Your white dress billows like a jellyfish
plume, tentacle limbs askew, buffeted
by the windy waves beneath the surface
of my gaze. If I stare you down too long
you’ll drown the both of us, disrupt the thin
tension of our infinite possible
futures: look back and I might go under;
ignore my eyes and I might dry out on
this lovely beach and die; gently rock your
lifeboat hips in my direction and I
might forgo all metaphors, lose myself
in the depths of a wet speculation,
imagine it all in reverse, your words
a faint seashell whisper in the morning.

Beach Blanket

Not so much sex on the beach as second
base on a sandy blanket, wet towel
barely concealing the rhythmic movements
of her hand on his manhood roughly ten
feet from where I’m tanning, reading, eating
a peanut butter sandwich. The girl on
her back, straps undone, t-shirt over her
face to protect it from the sun; the guy:
much older, pretending to massage her
shoulders, leaning over her, constantly
checking if the white-haired gentleman to
our left setting out his chair has any
clue what’s going on there, never looking
at me, or maybe knowing I don’t care.

Dough

Rolled oats or miscellaneous other
possible cookie ingredients strewn
across the kitchen counter.
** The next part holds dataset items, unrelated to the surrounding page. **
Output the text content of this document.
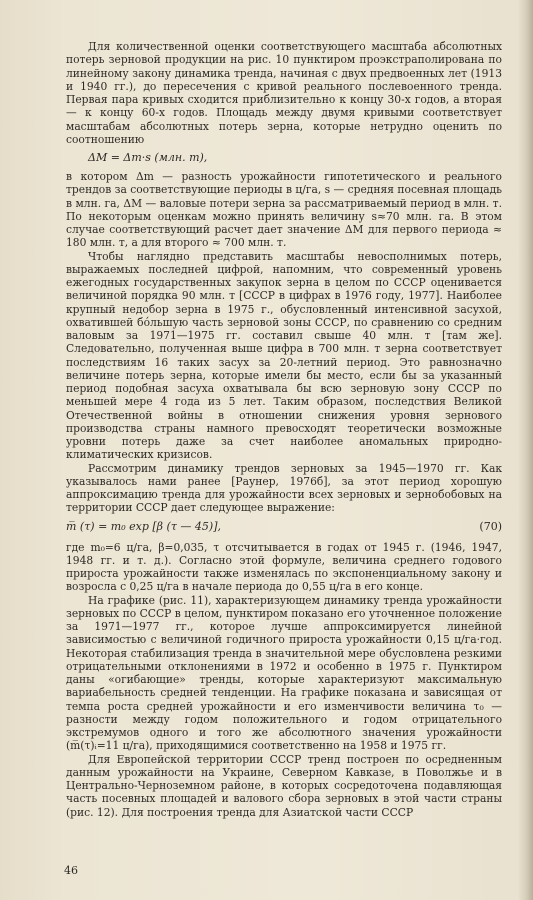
Для количественной оценки соответствующего масштаба абсолютных потерь зерновой продукции на рис. 10 пунктиром проэкстраполирована по линейному закону динамика тренда, начиная с двух предвоенных лет (1913 и 1940 гг.), до пересечения с кривой реального послевоенного тренда. Первая пара кривых сходится приблизительно к концу 30-х годов, а вторая — к концу 60-х годов. Площадь между двумя кривыми соответствует масштабам абсолютных потерь зерна, которые нетрудно оценить по соотношению

ΔM = Δm·s (млн. т),

в котором Δm — разность урожайности гипотетического и реального трендов за соответствующие периоды в ц/га, s — средняя посевная площадь в млн. га, ΔM — валовые потери зерна за рассматриваемый период в млн. т. По некоторым оценкам можно принять величину s≈70 млн. га. В этом случае соответствующий расчет дает значение ΔM для первого периода ≈ 180 млн. т, а для второго ≈ 700 млн. т.

Чтобы наглядно представить масштабы невосполнимых потерь, выражаемых последней цифрой, напомним, что современный уровень ежегодных государственных закупок зерна в целом по СССР оценивается величиной порядка 90 млн. т [СССР в цифрах в 1976 году, 1977]. Наиболее крупный недобор зерна в 1975 г., обусловленный интенсивной засухой, охватившей бóльшую часть зерновой зоны СССР, по сравнению со средним валовым за 1971—1975 гг. составил свыше 40 млн. т [там же]. Следовательно, полученная выше цифра в 700 млн. т зерна соответствует последствиям 16 таких засух за 20-летний период. Это равнозначно величине потерь зерна, которые имели бы место, если бы за указанный период подобная засуха охватывала бы всю зерновую зону СССР по меньшей мере 4 года из 5 лет. Таким образом, последствия Великой Отечественной войны в отношении снижения уровня зернового производства страны намного превосходят теоретически возможные уровни потерь даже за счет наиболее аномальных природно-климатических кризисов.

Рассмотрим динамику трендов зерновых за 1945—1970 гг. Как указывалось нами ранее [Раунер, 1976б], за этот период хорошую аппроксимацию тренда для урожайности всех зерновых и зернобобовых на территории СССР дает следующее выражение:

m̅ (τ) = m₀ exp [β (τ — 45)],	(70)

где m₀=6 ц/га, β=0,035, τ отсчитывается в годах от 1945 г. (1946, 1947, 1948 гг. и т. д.). Согласно этой формуле, величина среднего годового прироста урожайности также изменялась по экспоненциальному закону и возросла с 0,25 ц/га в начале периода до 0,55 ц/га в его конце.

На графике (рис. 11), характеризующем динамику тренда урожайности зерновых по СССР в целом, пунктиром показано его уточненное положение за 1971—1977 гг., которое лучше аппроксимируется линейной зависимостью с величиной годичного прироста урожайности 0,15 ц/га·год. Некоторая стабилизация тренда в значительной мере обусловлена резкими отрицательными отклонениями в 1972 и особенно в 1975 г. Пунктиром даны «огибающие» тренды, которые характеризуют максимальную вариабельность средней тенденции. На графике показана и зависящая от темпа роста средней урожайности и его изменчивости величина τ₀ — разности между годом положительного и годом отрицательного экстремумов одного и того же абсолютного значения урожайности (m̅(τ)ᵢ=11 ц/га), приходящимися соответственно на 1958 и 1975 гг.

Для Европейской территории СССР тренд построен по осредненным данным урожайности на Украине, Северном Кавказе, в Поволжье и в Центрально-Черноземном районе, в которых сосредоточена подавляющая часть посевных площадей и валового сбора зерновых в этой части страны (рис. 12). Для построения тренда для Азиатской части СССР

46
Is “strewn” an
oats verb? I assume that there are proper
baking words one would use to describe the
sight of overexcited particles
of half-mixed batter splattered, scattered, or
whatevered. I’m not communicating
myself innately like the baked good I’m
making is able: one clear memory
for the sight of flour on the table; one
for the indelible smell from the hot
oven; another for the taste, homemade;
one for the love of someone feeding you.

Conference Room

Go to sleep and dream three years of a tough
relationship, love the shoe string holding
your two tin cans together, until that
fateful dream day when a stranger arrives
to rob your house, kill your wife, and then die
in the escape, and you’re left to tell the
police the whole thing. Wake up to go pee.
Go to sleep and dream of another lifetime,
a hot tub scene with another lover
completely, devoted to each other
and to the steamy feelings bubbling up
from below the surface, take your love on
the road, a jungle cat in a circus
show, and you don’t know your lines, but that’s fine.